The public’s mostly accepting attitude towards a delay is in part explained by the fact that almost a third (32%) of respondents claim no one would be to blame if schools are unable to reopen safely and at full capacity in September. However, a similar proportion (33%) believe the Government would be most at fault, while 19% say teachers’ unions would be most to blame. Blame appears to be gradually shifting away from teachers’ unions and towards the Government: our poll last month found that the public felt unions were more at fault than the Government.
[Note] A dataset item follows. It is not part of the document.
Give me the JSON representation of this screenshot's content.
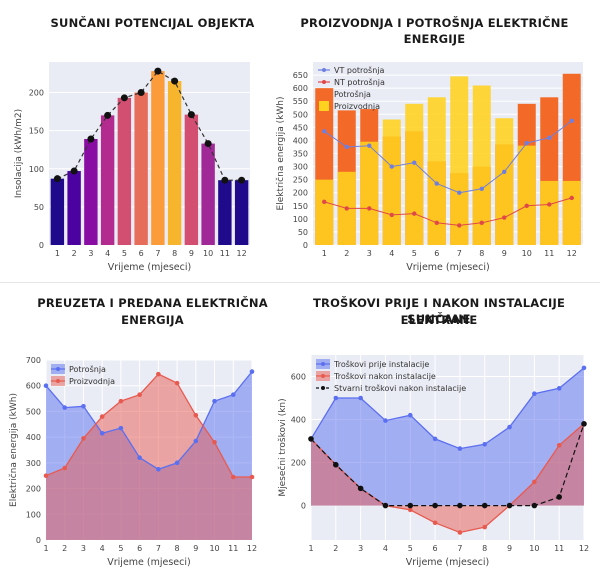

Professor Whitty warned last month that the country has “probably reached near the limit or the limits of what we can do in terms of opening up society”. The reopening of schools in addition to the activities that have already resumed may take the nation beyond the limit, leading to suggestions of reintroducing restrictions on other sectors of society, such as pubs, in order to allow schools to reopen. A clear majority (60%) would support the closure of pubs to enable schools to open in September, according to our poll last week.
The Government has announced that from September, school attendance will be mandatory. Education Secretary Gavin Williamson has also stated that fines will be issued to enforce the return of pupils to schools, which may be a factor in parents increasingly committing to sending their children to school. At this stage, a majority (56%) agree with the Government’s decision to make school attendance mandatory when schools return in September. Such a high level of support for mandatory attendance may be explained by the public’s concern for children’s mental and physical health, as well as their recognition that some parents need to return to workplaces and pass on daytime care of their children to schools.
Significantly, a majority (57%) of parents and guardians supporting the decision to make attendance mandatory. On the whole, parents and guardians of school-aged children rarely deviated from the viewpoints expressed by the wider general public, besides holding the Government more responsible and offering more optimistic views about when life will return to normal.
Overall, our results suggest that, while the public appreciates the scale of the crisis and would regard a delay to the reopening of schools as acceptable, they are also supportive of efforts to avoid a delay if at all possible, even if other industries are forced to shut. Notably, the public even supports the Government enforcing school attendance.